Aber das Unglück ändert alles. Nein, Schuld gibt ihr keiner. Aber in Ruhe lässt die Tote sie nicht. Eta war immer schon die Abenteurerin, die, die ältere Jungs hatte, die im Modeladen klaute. Die, die freche, anzügliche Sprüche draufhatte für die Erwachsenen und auch gelegentlich für Linda. In Etas Tagebuch findet Linda den Schlüssel zu geheimen Gedanken und Leidenschaften der ihrer Freundin. Eine Welt, die ihr bisher fremd war, aber doch verführerisch scheint: die Welt des Erwachsenwerdens, das Austesten von Grenzen und die Entdeckung des Selbst.
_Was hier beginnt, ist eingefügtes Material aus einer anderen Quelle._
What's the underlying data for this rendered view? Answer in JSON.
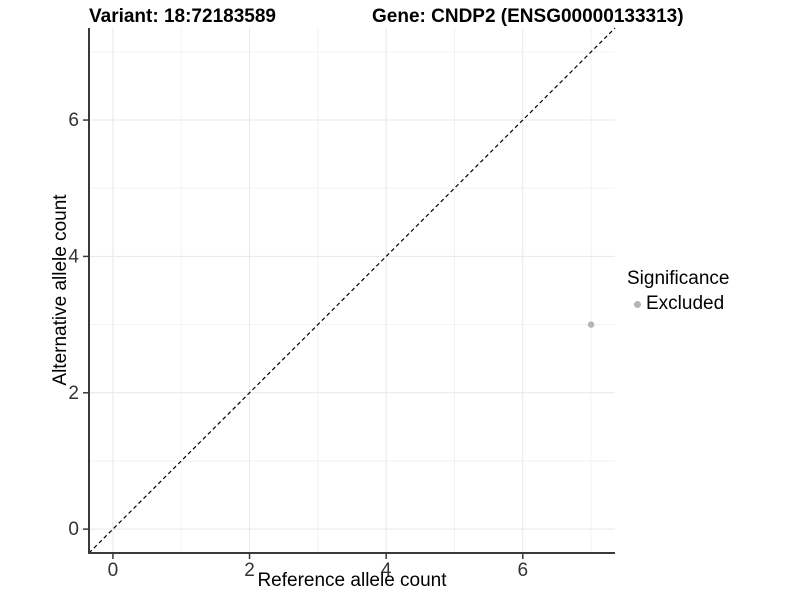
{
  "chart_data": {
    "type": "scatter",
    "title_left": "Variant: 18:72183589",
    "title_right": "Gene: CNDP2 (ENSG00000133313)",
    "xlabel": "Reference allele count",
    "ylabel": "Alternative allele count",
    "xlim": [
      -0.35,
      7.35
    ],
    "ylim": [
      -0.35,
      7.35
    ],
    "x_ticks": [
      0,
      2,
      4,
      6
    ],
    "y_ticks": [
      0,
      2,
      4,
      6
    ],
    "x_minor_ticks": [
      1,
      3,
      5,
      7
    ],
    "y_minor_ticks": [
      1,
      3,
      5,
      7
    ],
    "grid": true,
    "points": [
      {
        "x": 7,
        "y": 3,
        "significance": "Excluded"
      }
    ],
    "point_color": "#b5b5b5",
    "point_radius": 3.2,
    "reference_line": {
      "type": "identity",
      "style": "dashed",
      "color": "#000000"
    },
    "legend": {
      "title": "Significance",
      "position": "right",
      "items": [
        {
          "label": "Excluded",
          "color": "#b5b5b5"
        }
      ]
    },
    "colors": {
      "axis_line": "#3a3a3a",
      "tick_text": "#333333",
      "grid_major": "#e7e7e7",
      "grid_minor": "#f2f2f2"
    }
  }
}
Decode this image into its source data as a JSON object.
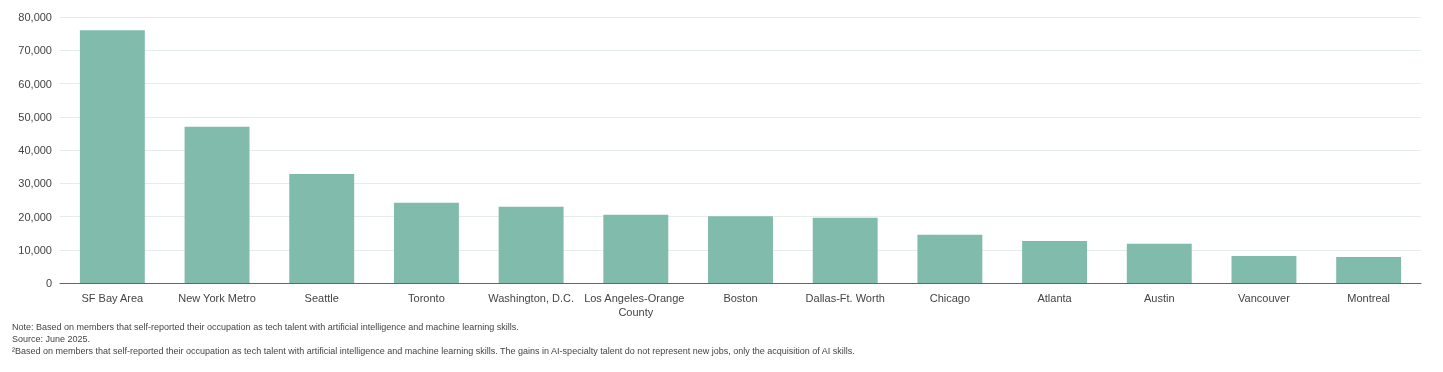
{
  "chart_data": {
    "type": "bar",
    "categories": [
      "SF Bay Area",
      "New York Metro",
      "Seattle",
      "Toronto",
      "Washington, D.C.",
      "Los Angeles-Orange County",
      "Boston",
      "Dallas-Ft. Worth",
      "Chicago",
      "Atlanta",
      "Austin",
      "Vancouver",
      "Montreal"
    ],
    "values": [
      76000,
      47000,
      32800,
      24100,
      22900,
      20500,
      20100,
      19600,
      14500,
      12600,
      11800,
      8100,
      7800
    ],
    "color": "#80bbab",
    "ylim": [
      0,
      80000
    ],
    "yticks": [
      0,
      {
        "value": 10000,
        "label": "10,000"
      },
      {
        "value": 20000,
        "label": "20,000"
      },
      {
        "value": 30000,
        "label": "30,000"
      },
      {
        "value": 40000,
        "label": "40,000"
      },
      {
        "value": 50000,
        "label": "50,000"
      },
      {
        "value": 60000,
        "label": "60,000"
      },
      {
        "value": 70000,
        "label": "70,000"
      },
      {
        "value": 80000,
        "label": "80,000"
      }
    ],
    "grid": "y",
    "annotations": [
      "Note: Based on members that self-reported their occupation as tech talent with artificial intelligence and machine learning skills.",
      "Source: June 2025.",
      "²Based on members that self-reported their occupation as tech talent with artificial intelligence and machine learning skills. The gains in AI-specialty talent do not represent new jobs, only the acquisition of AI skills."
    ]
  }
}
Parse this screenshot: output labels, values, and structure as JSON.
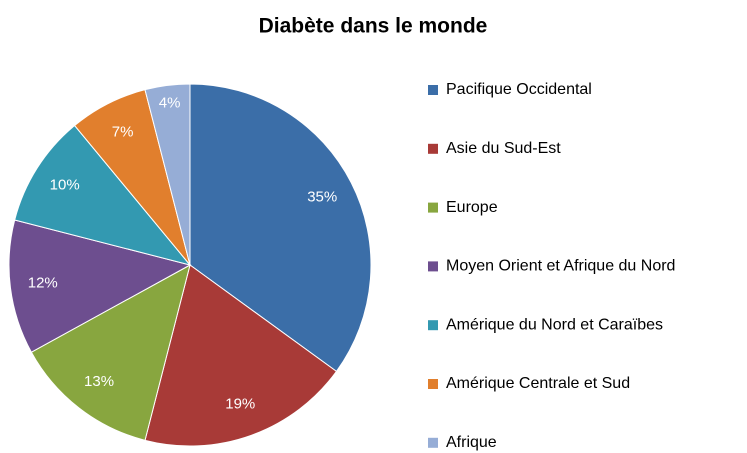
{
  "chart_data": {
    "type": "pie",
    "title": "Diabète dans le monde",
    "categories": [
      "Pacifique Occidental",
      "Asie du Sud-Est",
      "Europe",
      "Moyen Orient et Afrique du Nord",
      "Amérique du Nord et Caraïbes",
      "Amérique Centrale et Sud",
      "Afrique"
    ],
    "values": [
      35,
      19,
      13,
      12,
      10,
      7,
      4
    ],
    "value_labels": [
      "35%",
      "19%",
      "13%",
      "12%",
      "10%",
      "7%",
      "4%"
    ],
    "colors": [
      "#3b6ea8",
      "#a83a37",
      "#88a63f",
      "#6d4e8f",
      "#3399b1",
      "#e17f2d",
      "#96add6"
    ],
    "legend": "right"
  }
}
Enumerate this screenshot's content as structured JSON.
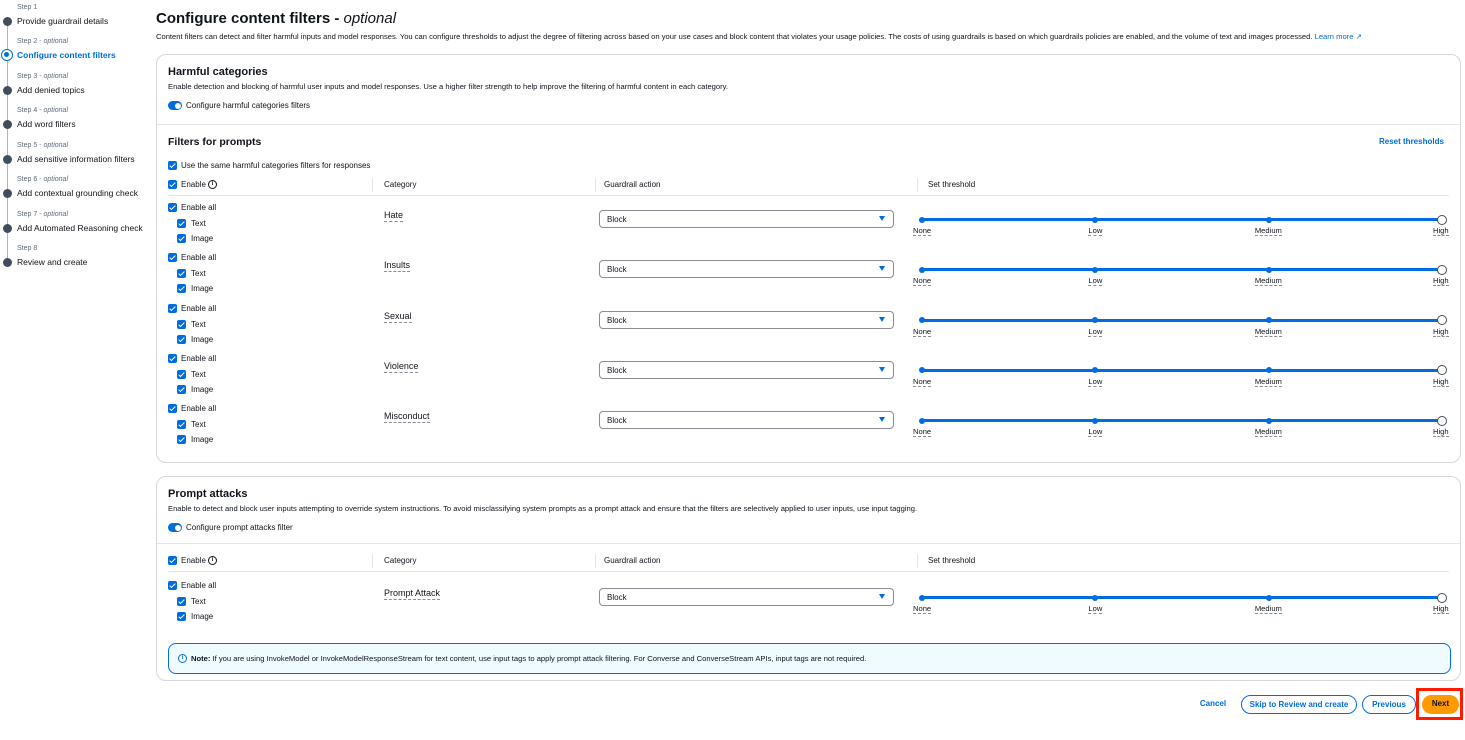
{
  "steps": [
    {
      "num": "Step 1",
      "optional": "",
      "label": "Provide guardrail details",
      "active": false
    },
    {
      "num": "Step 2",
      "optional": "optional",
      "label": "Configure content filters",
      "active": true
    },
    {
      "num": "Step 3",
      "optional": "optional",
      "label": "Add denied topics",
      "active": false
    },
    {
      "num": "Step 4",
      "optional": "optional",
      "label": "Add word filters",
      "active": false
    },
    {
      "num": "Step 5",
      "optional": "optional",
      "label": "Add sensitive information filters",
      "active": false
    },
    {
      "num": "Step 6",
      "optional": "optional",
      "label": "Add contextual grounding check",
      "active": false
    },
    {
      "num": "Step 7",
      "optional": "optional",
      "label": "Add Automated Reasoning check",
      "active": false
    },
    {
      "num": "Step 8",
      "optional": "",
      "label": "Review and create",
      "active": false
    }
  ],
  "header": {
    "title": "Configure content filters - ",
    "title_optional": "optional",
    "description": "Content filters can detect and filter harmful inputs and model responses. You can configure thresholds to adjust the degree of filtering across based on your use cases and block content that violates your usage policies. The costs of using guardrails is based on which guardrails policies are enabled, and the volume of text and images processed. ",
    "learn_more": "Learn more"
  },
  "harmful": {
    "title": "Harmful categories",
    "description": "Enable detection and blocking of harmful user inputs and model responses. Use a higher filter strength to help improve the filtering of harmful content in each category.",
    "toggle_label": "Configure harmful categories filters",
    "filters_title": "Filters for prompts",
    "reset": "Reset thresholds",
    "same_filters": "Use the same harmful categories filters for responses",
    "columns": {
      "enable": "Enable",
      "category": "Category",
      "action": "Guardrail action",
      "threshold": "Set threshold"
    },
    "rows": [
      {
        "category": "Hate",
        "action": "Block",
        "threshold": "High"
      },
      {
        "category": "Insults",
        "action": "Block",
        "threshold": "High"
      },
      {
        "category": "Sexual",
        "action": "Block",
        "threshold": "High"
      },
      {
        "category": "Violence",
        "action": "Block",
        "threshold": "High"
      },
      {
        "category": "Misconduct",
        "action": "Block",
        "threshold": "High"
      }
    ]
  },
  "row_labels": {
    "enable_all": "Enable all",
    "text": "Text",
    "image": "Image"
  },
  "threshold_levels": [
    "None",
    "Low",
    "Medium",
    "High"
  ],
  "prompt": {
    "title": "Prompt attacks",
    "description": "Enable to detect and block user inputs attempting to override system instructions. To avoid misclassifying system prompts as a prompt attack and ensure that the filters are selectively applied to user inputs, use input tagging.",
    "toggle_label": "Configure prompt attacks filter",
    "columns": {
      "enable": "Enable",
      "category": "Category",
      "action": "Guardrail action",
      "threshold": "Set threshold"
    },
    "rows": [
      {
        "category": "Prompt Attack",
        "action": "Block",
        "threshold": "High"
      }
    ],
    "note_bold": "Note:",
    "note": " If you are using InvokeModel or InvokeModelResponseStream for text content, use input tags to apply prompt attack filtering. For Converse and ConverseStream APIs, input tags are not required."
  },
  "footer": {
    "cancel": "Cancel",
    "skip": "Skip to Review and create",
    "previous": "Previous",
    "next": "Next"
  },
  "colors": {
    "accent": "#006ce0",
    "primary_button": "#ff9900",
    "highlight": "#ff1a00"
  }
}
Linda lernt aber noch eine andere Seite Die Großmutter der Getöteten, eine verwirrte Frau, sieht plötzlich in ihr die verschwundene Enkelin. Sie liebt sie, herrscht sie an, schenkt ihr Pralinen und lässt sie die Untertitel im Fernsehen vorlesen. Ganz so, wie sie es immer mit Eta gemacht hat. Es entwickelt sich eine seltsame Dreiecksbeziehung zwischen Linda, Etas Mutter und der alten Frau. Linda bekommt Einblick in das Leben der Menschen, die noch unter den Kriegsfolgen leiden, ein Einblick in die osteuropäische Familientradition, die der gebürtigen Schweizerin bisher so fremd ist. Linda, zumindest aber dem Zuschauer wird klar, warum Eta so war, wie sie war: rebellisch, wild, unberechenbar. Es war eine Auflehnung gegen die Zwänge, denen sie in ihrer Familie unterlag. Linda taucht ein in das Leben ihrer Freundin, wird fast eins mit der Toten, die sie immer noch in ihren Gedanken verfolgt. Das Schicksal treibt sie in ein perfides Doppelleben, bis sie schließlich selbst nicht mehr weiß, wer sie eigentlich ist.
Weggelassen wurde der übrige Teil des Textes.